A long time ago, in a galaxy far, far away, I used to write computer
programs to play chess.  Since then I have turned my attention to more
serious computer applications, primarily in the area of machine
learning, pattern recognition, and predictive analytics.  I discovered
Lua after it reached Version 5.1, and have found it to be both a very
nice language in general, and also a convenient and powerful tool for
interfacing to my core data analysis system, which is written in ANSI
C for efficiency.

Now I see that the upcoming Version 5.2 will include the library
"bit32" for supporting bit operations on integers.  Back in my
computer chess days, I (and numerous other chess programmers) used a
data structure called a "bit board" to represent subsets of the 64
squares on a chess board.  A bit board might represent all squares
occupied by white pawns, all squares attacked by the black queen, all
squares to which the white king can legally move, and so on, and
various concepts related to move generation and position evaluation
could be implemented using set-theoretic operations on bit boards.
Bit boards are conveniently implemented as 64-bit integers, and set
operations on them such as "and", "or" "xor", "complement", and
possibly element count as well, map directly to hardware instructions
for high efficiency.

Actually, since my chess programs imposed an order on the squares (by
ranks from "1" to "8" and within ranks by files from "a" to "h"), my
bit boards are better thought of as fixed-length arrays of boolean
values rather than sets.  This ordering meant that there were other
useful operations, such as finding the next square in a sparse set, or
mapping elements from one rank or file to another, which could usually
be represented efficiently in the hardware by bit shifting operations
and some kind of "leading zero count" instruction.

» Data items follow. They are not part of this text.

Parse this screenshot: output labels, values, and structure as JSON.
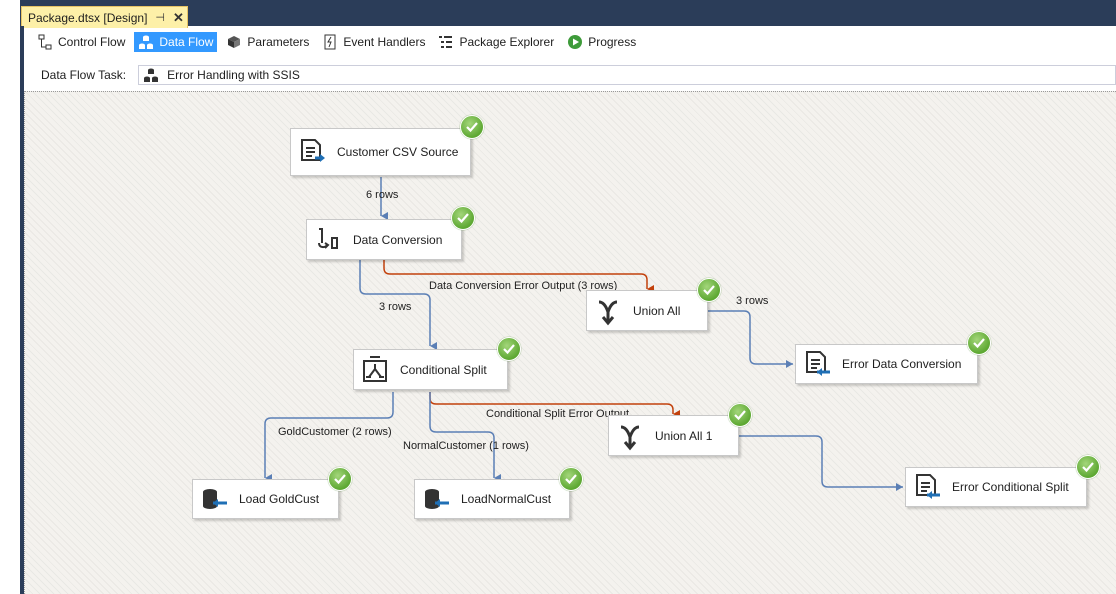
{
  "document_tab": {
    "title": "Package.dtsx [Design]",
    "pin": "⊣",
    "close": "✕"
  },
  "designer_tabs": [
    {
      "label": "Control Flow",
      "icon": "control-flow-icon"
    },
    {
      "label": "Data Flow",
      "icon": "data-flow-icon",
      "active": true
    },
    {
      "label": "Parameters",
      "icon": "parameters-icon"
    },
    {
      "label": "Event Handlers",
      "icon": "event-handlers-icon"
    },
    {
      "label": "Package Explorer",
      "icon": "package-explorer-icon"
    },
    {
      "label": "Progress",
      "icon": "progress-icon"
    }
  ],
  "task_bar": {
    "label": "Data Flow Task:",
    "selected_task": "Error Handling with SSIS"
  },
  "colors": {
    "normal_path": "#5b7fb5",
    "error_path": "#c2410c",
    "success": "#5da832",
    "active_tab": "#3399ff"
  },
  "components": [
    {
      "id": "customer-csv-source",
      "label": "Customer CSV Source",
      "icon": "flat-file-source-icon",
      "status": "success"
    },
    {
      "id": "data-conversion",
      "label": "Data Conversion",
      "icon": "data-conversion-icon",
      "status": "success"
    },
    {
      "id": "union-all",
      "label": "Union All",
      "icon": "union-all-icon",
      "status": "success"
    },
    {
      "id": "error-data-conversion",
      "label": "Error Data Conversion",
      "icon": "flat-file-destination-icon",
      "status": "success"
    },
    {
      "id": "conditional-split",
      "label": "Conditional Split",
      "icon": "conditional-split-icon",
      "status": "success"
    },
    {
      "id": "union-all-1",
      "label": "Union All 1",
      "icon": "union-all-icon",
      "status": "success"
    },
    {
      "id": "error-conditional-split",
      "label": "Error Conditional Split",
      "icon": "flat-file-destination-icon",
      "status": "success"
    },
    {
      "id": "load-goldcust",
      "label": "Load GoldCust",
      "icon": "db-destination-icon",
      "status": "success"
    },
    {
      "id": "load-normalcust",
      "label": "LoadNormalCust",
      "icon": "db-destination-icon",
      "status": "success"
    }
  ],
  "paths": [
    {
      "from": "customer-csv-source",
      "to": "data-conversion",
      "type": "normal",
      "label": "6 rows"
    },
    {
      "from": "data-conversion",
      "to": "union-all",
      "type": "error",
      "label": "Data Conversion Error Output (3 rows)"
    },
    {
      "from": "data-conversion",
      "to": "conditional-split",
      "type": "normal",
      "label": "3 rows"
    },
    {
      "from": "union-all",
      "to": "error-data-conversion",
      "type": "normal",
      "label": "3 rows"
    },
    {
      "from": "conditional-split",
      "to": "union-all-1",
      "type": "error",
      "label": "Conditional Split Error Output"
    },
    {
      "from": "conditional-split",
      "to": "load-goldcust",
      "type": "normal",
      "label": "GoldCustomer (2 rows)"
    },
    {
      "from": "conditional-split",
      "to": "load-normalcust",
      "type": "normal",
      "label": "NormalCustomer (1 rows)"
    },
    {
      "from": "union-all-1",
      "to": "error-conditional-split",
      "type": "normal",
      "label": ""
    }
  ]
}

The point of all this is to suggest that a library of bit operations
in Lua could be designed that operated on arrays of booleans rather
than on 32-bit integers.  This would have the advantage of being more
general and at a higher level conceptually.  Since boolean arrays are
already supported by Lua using its general table object, the real
question is how to implement these operations efficiently.  The ideal
would be to use the same kind of trick that allows linear arrays to be
represented as associative tables while behind the scenes their array-
style usage is noted and appropriate optimizations are performed.  It
seems to me that this would be difficult to do with these arrays of
booleans, but could be facilitated by a function that explicitly
created boolean arrays of a specified size, e.g.

	boolarray( nbits, initializer)

where initializer defaulted to an array of nbits elements, all false.
Any bool arrays so created would be implemented as bit strings using
as many machine words as necessary to store nbits elements, and
functions in the bool-array library would perform their operations on
them efficiently using the appropriate hardware instructions.  If the
user happened to change a bool array into something else, by adding a
key outside the range of integers from 1 to nbits or by adding a non-
boolean value, then the array would be converted into an ordinary
array or table.

Note that the concept of bool arrays does not require any change to
the semantics of Lua, but would presumably require some changes to the
core code to support the bit-string implementation.

Any thoughts on the desirability or feasibility of this idea?